Being an introvert, I must admit I am not a huge fan of teleconferences and videoconferences. I need those non-verbal signals that one can only pick up from being face to face. But I must say I have started to get used to them. When you are doing 2 or 3 Zoom (or similar) meetings a day, you have no choice in the matter really.

So I think when the lockdown in NZ finishes, the new “normal” will likely not be as before. I will have a lower threshold for working from home when I don’t absolutely need to be at the workplace (also saving precious time on the commute), I will think twice about driving long distances for meetings and I will try and continue to embrace videoconferencing technologies.

And all the children will be back at school so I will get some peace!


What do other clinical microbiologists think?

“COVID-19 at the bottom of the world”

We have all become amateur epidemiologists… “Epidemic curves, flattening the curve, attack rates, etc.” We know all the lingo now, and we all have an opinion..

I am lucky enough to live in the beautiful country of New Zealand. With regards to COVID-19, New Zealand has some inherent advantages. It is an island, 3 hours flight from anywhere else in the world, not that anyone is flying these days. Auckland aside, it is also relatively sparsely populated. In addition to these natural advantages, it also has a very good Public Health system and tight border controls.  People coming into New Zealand are now required to self-isolate for 14 days. All these factors added together are probably why New Zealand has been fortunate enough to avoid widespread community transmission to date. As of today (17th March), there have only been 11 cases of COVID-19 in New Zealand and all the cases have been directly related to overseas travel.

So Kiwis are watching with some anxiety the skyrocketing COVID-19 numbers from Europe and elsewhere in the world, along with the “lockdowns”, the school closures and other drastic measures to try and “flatten the curve”. And we in New Zealand are left wondering just what is in store for us…

In my opinion, the most likely scenario is that we (NZ) will eventually get community transmission, but probably not at the same transmission rates as we have seen in mainland Europe, giving us a flatter but possibly more prolonged epidemic curve, i.e. a “slow burner” of an outbreak.

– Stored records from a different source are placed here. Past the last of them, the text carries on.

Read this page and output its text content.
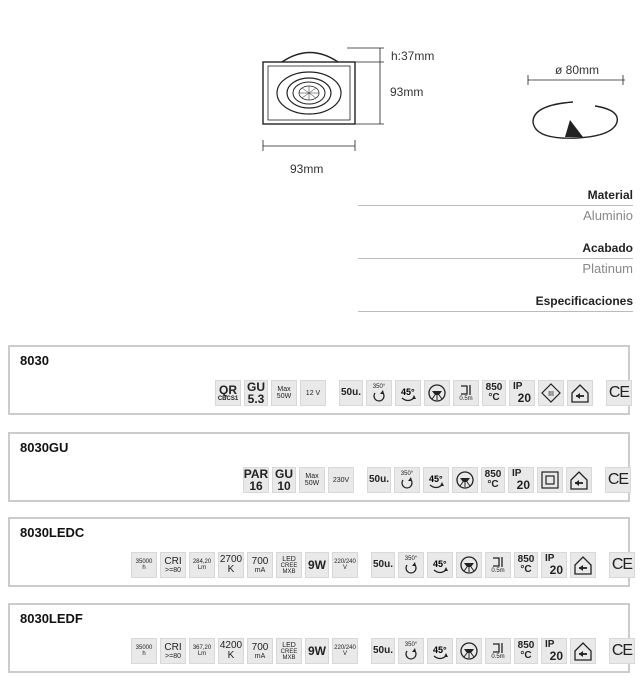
h:37mm
93mm
93mm
ø 80mm
Material
Aluminio
Acabado
Platinum
Especificaciones
8030
QR
CBCS1
GU
5.3
Max
50W 12 V 50u. 350° 45°
0.5m
850
°C
IP
20 III	CE
8030GU
PAR
16
GU
10
Max
50W 230V 50u. 350° 45°	850
°C
IP
20	CE
8030LEDC
35000
h
CRI
>=80
284,20
Lm
2700
K
700
mA
LED
CREE
MXB 9W 220/240
V	50u. 350° 45°
0.5m
850
°C
IP
20	CE
8030LEDF
35000
h
CRI
>=80
367,20
Lm
4200
K
700
mA
LED
CREE
MXB 9W 220/240
V	50u. 350° 45°
0.5m
850
°C
IP
20	CE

Next most likely is an outbreak with a fast rise in numbers, a high peak and a rapid decline induced by herd immunity, giving the classic bell-shaped epidemic curve. This scenario would stretch our Healthcare resources to the limits and beyond.

It is probably wishful thinking that New Zealand could completely avoid a COVID-19 outbreak, whilst the rest of the world suffers, although this is not completely implausible. The chances of this happening are reduced further by the fact that our nearest neighbours, Australia, have just had approximately 70 cases in the past 24 hours, so they are “off and running”, so to speak…

If we do manage to stay COVID-19 free in the community, the downside will be that we have a population in New Zealand with no immunity and which will therefore continue to remain vulnerable to a COVID-19 outbreak into the future. This scenario could potentially lead to prolonged travel restrictions both in and out of the country and may not be the ideal outcome that it first looks like on paper.

The worst thing is actually not knowing what is in store for us. We really know very little about this virus, so we are essentially in uncharted territory with regards to disease modelling and management. Public Health decisions globally are being made more on expert opinion as opposed to any strong evidence base, and during a pandemic, everybody becomes an expert, including the politicians!

So all we can do in New Zealand is wash our hands and wave at each other, watch the politicians look increasingly rattled day by day,  check our bank accounts as our pension savings fall through the floor, and wait and see what happens in this unfolding drama.

Due to their geographic isolation, Kiwis are a resilient people. Recent events such as the Christchurch earthquake, the Mosque shootings and the White Island volcano eruption has only hardened the national psyche further. NZ will cope with whatever scenario is played out, and we will recover quicker than most!


(These views are my own, and do not necessarily represent those of my employers or children.)